The White House has restricted GPT-5.6 to government-approved partners, applying the same Fable 5 pattern previously used on OpenAI models. OpenAI accepted the limits as temporary. Public access is expected within weeks. GPT-4.5 retires from ChatGPT today.

The move was first reported on Grok AI News.

How the Restriction Works

OpenAI must route GPT-5.6 exclusively through vetted government partners. The same approach previously limited another model series to approved entities before wider rollout. OpenAI confirmed the arrangement is not intended as a permanent state.

White House Restricts GPT-5.6 to Approved Partners

Timeline and Next Steps

Public availability remains scheduled for the coming weeks. GPT-4.5 removal from ChatGPT takes effect immediately. Users currently on GPT-4.5 will see automatic transition to remaining available models.

Alternatives and Comparisons

Developers seeking immediate access can turn to publicly released models from other providers. These options carry no government-partner gatekeeping.

Model Current Access Release Status Notes
GPT-5.6 Government partners only Delayed weeks Temporary restriction
Claude 3.5 Sonnet Public API Available now No partner limits
Gemini 1.5 Pro Public API Available now No partner limits
Llama 3.1 405B Self-host or API Available now Fully open weights

Who Should Use This

Enterprise teams with existing government contracts can evaluate GPT-5.6 through approved channels now. Independent developers and general users should continue with Claude 3.5 Sonnet or Gemini 1.5 Pro until the public window opens. Organizations needing immediate production deployment have no reason to wait.

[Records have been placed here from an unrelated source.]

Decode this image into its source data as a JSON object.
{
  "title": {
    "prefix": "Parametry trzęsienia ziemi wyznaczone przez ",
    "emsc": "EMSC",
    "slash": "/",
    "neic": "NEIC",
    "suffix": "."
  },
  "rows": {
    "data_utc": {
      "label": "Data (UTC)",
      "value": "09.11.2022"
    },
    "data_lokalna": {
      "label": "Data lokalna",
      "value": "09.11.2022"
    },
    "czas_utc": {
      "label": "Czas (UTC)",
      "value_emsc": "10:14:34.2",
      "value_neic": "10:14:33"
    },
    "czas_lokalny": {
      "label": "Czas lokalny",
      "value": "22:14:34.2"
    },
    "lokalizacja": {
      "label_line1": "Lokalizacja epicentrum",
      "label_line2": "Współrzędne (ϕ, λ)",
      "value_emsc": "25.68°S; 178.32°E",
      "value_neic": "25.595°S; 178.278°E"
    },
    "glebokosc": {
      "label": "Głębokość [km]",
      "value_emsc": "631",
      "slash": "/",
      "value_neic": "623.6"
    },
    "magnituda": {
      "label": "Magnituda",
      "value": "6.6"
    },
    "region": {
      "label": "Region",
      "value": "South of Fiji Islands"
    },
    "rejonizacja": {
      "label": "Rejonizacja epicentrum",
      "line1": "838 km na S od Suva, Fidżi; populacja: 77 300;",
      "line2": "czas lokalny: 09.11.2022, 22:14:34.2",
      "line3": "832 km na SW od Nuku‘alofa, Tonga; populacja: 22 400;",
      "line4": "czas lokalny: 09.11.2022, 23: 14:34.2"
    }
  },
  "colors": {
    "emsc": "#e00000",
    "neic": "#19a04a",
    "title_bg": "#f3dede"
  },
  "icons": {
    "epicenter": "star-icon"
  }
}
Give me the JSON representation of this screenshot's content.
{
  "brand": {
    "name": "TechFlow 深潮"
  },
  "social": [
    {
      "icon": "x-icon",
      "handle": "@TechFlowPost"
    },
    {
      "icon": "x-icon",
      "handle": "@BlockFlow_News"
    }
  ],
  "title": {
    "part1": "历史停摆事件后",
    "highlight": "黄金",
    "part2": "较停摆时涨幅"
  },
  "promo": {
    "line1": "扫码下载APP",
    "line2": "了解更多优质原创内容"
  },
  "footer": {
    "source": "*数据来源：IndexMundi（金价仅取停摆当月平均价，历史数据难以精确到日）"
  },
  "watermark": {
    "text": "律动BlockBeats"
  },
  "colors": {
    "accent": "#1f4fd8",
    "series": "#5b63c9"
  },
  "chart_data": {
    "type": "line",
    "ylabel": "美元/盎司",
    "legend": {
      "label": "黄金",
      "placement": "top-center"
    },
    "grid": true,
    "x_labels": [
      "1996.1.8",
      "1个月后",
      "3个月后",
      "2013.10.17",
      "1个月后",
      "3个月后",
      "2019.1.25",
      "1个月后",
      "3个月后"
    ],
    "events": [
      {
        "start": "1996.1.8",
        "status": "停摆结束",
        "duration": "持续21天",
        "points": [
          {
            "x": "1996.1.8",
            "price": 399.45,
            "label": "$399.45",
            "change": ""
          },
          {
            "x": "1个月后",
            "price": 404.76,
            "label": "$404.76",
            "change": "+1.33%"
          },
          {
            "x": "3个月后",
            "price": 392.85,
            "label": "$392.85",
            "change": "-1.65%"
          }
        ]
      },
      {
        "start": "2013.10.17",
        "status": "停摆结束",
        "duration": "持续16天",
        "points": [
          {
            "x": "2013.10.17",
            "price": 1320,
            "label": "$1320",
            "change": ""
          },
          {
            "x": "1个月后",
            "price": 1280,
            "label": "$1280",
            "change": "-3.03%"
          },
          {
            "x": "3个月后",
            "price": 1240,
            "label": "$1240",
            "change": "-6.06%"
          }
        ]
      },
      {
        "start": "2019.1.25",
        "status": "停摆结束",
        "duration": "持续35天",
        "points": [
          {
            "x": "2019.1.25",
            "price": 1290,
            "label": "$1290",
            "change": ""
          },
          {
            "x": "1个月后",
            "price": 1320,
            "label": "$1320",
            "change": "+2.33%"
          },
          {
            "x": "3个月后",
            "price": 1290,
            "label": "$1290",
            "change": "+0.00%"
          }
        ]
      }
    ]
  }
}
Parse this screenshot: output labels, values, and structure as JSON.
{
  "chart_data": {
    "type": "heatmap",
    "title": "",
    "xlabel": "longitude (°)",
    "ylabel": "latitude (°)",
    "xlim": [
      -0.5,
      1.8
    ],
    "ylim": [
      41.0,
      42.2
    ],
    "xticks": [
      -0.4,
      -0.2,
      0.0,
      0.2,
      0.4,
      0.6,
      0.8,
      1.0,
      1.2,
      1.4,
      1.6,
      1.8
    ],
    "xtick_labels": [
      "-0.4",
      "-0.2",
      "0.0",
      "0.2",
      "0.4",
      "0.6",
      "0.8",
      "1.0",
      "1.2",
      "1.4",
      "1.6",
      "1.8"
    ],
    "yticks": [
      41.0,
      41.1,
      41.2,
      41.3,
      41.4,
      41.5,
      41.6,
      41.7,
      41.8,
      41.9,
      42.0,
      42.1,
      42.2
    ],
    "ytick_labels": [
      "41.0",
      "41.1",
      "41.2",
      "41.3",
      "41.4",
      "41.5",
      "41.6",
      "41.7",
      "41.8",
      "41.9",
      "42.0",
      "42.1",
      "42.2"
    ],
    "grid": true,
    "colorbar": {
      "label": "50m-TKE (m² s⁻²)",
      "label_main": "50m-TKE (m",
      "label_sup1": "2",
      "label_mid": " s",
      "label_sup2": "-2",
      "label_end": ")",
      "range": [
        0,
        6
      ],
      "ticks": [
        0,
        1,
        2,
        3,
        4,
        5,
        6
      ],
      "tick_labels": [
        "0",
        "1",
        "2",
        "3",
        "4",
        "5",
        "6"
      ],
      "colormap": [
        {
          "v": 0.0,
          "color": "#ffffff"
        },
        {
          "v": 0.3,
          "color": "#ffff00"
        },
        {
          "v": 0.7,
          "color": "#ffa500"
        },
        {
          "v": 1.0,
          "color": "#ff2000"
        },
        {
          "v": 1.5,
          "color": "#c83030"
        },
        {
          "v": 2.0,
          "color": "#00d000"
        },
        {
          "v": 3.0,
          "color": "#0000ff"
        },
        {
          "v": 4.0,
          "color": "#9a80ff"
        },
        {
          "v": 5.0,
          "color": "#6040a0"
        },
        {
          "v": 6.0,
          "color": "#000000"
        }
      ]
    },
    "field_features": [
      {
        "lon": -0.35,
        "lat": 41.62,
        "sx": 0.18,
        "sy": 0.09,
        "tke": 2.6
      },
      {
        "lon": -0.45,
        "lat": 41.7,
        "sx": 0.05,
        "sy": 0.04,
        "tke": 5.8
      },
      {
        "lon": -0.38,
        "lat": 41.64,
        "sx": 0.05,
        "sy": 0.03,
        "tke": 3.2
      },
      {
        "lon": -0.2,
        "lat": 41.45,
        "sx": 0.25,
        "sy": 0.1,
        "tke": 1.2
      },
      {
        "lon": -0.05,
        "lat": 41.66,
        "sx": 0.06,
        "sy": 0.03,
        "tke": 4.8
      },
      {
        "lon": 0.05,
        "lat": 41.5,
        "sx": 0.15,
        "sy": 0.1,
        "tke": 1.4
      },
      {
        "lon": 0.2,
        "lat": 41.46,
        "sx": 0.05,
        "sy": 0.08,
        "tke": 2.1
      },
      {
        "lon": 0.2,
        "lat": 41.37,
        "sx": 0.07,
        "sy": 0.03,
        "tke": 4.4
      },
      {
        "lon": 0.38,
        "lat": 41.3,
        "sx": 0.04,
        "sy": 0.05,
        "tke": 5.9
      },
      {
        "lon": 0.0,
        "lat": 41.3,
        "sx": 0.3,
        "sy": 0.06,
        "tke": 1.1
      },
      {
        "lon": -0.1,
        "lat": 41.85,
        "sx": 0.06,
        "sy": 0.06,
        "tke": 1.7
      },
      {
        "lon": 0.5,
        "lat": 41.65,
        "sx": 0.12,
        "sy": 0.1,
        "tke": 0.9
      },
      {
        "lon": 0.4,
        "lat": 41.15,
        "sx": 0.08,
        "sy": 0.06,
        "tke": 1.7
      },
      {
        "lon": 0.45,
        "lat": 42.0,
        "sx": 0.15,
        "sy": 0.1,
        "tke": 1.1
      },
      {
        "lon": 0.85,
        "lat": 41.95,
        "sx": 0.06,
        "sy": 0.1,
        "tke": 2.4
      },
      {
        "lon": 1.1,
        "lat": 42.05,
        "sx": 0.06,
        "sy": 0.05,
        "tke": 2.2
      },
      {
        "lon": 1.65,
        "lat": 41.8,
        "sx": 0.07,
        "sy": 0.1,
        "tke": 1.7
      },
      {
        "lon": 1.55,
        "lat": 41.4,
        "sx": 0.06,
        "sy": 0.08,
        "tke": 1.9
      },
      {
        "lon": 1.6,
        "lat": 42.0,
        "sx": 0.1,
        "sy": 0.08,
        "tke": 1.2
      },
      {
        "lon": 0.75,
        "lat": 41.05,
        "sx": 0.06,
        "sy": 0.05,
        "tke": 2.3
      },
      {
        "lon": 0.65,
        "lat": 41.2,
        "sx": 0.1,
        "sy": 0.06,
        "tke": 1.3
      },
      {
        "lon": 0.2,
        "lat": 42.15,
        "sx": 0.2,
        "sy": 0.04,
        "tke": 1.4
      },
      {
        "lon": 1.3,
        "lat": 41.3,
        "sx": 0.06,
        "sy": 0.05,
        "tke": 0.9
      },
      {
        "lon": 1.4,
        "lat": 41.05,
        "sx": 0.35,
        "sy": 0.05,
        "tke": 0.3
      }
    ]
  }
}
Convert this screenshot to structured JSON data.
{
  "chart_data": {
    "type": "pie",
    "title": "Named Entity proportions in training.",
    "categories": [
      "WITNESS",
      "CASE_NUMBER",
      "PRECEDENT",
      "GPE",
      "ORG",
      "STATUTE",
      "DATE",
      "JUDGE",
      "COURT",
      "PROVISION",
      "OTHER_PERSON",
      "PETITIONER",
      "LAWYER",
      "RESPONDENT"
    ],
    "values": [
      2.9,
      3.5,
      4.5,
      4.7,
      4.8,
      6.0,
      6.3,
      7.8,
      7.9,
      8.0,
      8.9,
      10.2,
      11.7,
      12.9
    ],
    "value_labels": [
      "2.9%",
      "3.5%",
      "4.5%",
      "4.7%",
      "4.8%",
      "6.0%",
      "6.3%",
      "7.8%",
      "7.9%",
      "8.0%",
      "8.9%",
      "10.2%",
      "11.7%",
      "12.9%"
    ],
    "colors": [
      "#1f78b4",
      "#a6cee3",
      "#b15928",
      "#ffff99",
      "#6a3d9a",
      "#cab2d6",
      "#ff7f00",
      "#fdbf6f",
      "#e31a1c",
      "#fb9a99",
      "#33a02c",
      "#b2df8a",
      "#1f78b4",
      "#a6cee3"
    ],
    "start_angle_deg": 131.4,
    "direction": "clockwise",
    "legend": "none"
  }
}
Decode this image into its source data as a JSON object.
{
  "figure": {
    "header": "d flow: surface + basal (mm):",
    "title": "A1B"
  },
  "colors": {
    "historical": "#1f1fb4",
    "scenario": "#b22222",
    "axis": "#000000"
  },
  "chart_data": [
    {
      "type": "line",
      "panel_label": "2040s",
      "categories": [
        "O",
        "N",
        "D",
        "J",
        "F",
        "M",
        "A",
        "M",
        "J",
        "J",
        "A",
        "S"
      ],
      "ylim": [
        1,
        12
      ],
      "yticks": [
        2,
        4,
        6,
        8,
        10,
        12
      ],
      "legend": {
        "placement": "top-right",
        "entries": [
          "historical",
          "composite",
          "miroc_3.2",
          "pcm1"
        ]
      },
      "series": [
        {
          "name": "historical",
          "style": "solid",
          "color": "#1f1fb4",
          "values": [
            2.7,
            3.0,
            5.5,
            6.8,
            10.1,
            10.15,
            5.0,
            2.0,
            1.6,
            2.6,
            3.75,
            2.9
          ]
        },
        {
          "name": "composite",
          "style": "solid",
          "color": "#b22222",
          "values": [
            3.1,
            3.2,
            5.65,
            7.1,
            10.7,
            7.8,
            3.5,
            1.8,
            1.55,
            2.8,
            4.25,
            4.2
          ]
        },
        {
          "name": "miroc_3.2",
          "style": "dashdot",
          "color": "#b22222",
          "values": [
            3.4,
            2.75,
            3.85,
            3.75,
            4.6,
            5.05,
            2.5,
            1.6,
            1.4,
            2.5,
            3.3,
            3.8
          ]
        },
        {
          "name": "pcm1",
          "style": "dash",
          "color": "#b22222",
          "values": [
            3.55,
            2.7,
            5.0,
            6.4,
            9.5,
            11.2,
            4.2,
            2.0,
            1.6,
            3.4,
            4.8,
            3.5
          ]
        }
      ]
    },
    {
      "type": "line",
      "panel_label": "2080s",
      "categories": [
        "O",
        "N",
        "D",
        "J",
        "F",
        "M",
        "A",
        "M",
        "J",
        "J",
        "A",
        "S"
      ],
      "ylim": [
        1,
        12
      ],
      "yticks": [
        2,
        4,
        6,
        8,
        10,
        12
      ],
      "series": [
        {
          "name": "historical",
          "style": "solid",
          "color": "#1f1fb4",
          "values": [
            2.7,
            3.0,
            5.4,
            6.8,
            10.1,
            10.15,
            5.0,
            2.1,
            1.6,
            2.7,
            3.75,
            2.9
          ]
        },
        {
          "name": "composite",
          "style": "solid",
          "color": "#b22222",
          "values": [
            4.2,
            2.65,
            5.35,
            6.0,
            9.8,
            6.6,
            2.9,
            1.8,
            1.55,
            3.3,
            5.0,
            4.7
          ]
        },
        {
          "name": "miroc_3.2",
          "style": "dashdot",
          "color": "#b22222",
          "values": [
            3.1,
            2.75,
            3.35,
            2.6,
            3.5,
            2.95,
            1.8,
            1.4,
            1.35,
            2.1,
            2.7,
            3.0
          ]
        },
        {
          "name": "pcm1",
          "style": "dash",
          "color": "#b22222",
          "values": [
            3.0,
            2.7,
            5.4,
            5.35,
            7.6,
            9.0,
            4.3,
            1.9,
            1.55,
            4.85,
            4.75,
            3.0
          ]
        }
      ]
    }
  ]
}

Impact on Existing ChatGPT Users

The retirement of GPT-4.5 removes one option from the ChatGPT interface today. Remaining models stay accessible without interruption. No migration steps are required beyond the automatic switch.

Verdict

The temporary partner-only window follows an established pattern and does not alter long-term public availability. Teams that need the model immediately should pursue approved channels; everyone else can safely wait a few weeks and use current public alternatives in the meantime.

The restriction adds another data point on how U.S. policy can shape model release schedules without changing the underlying technology.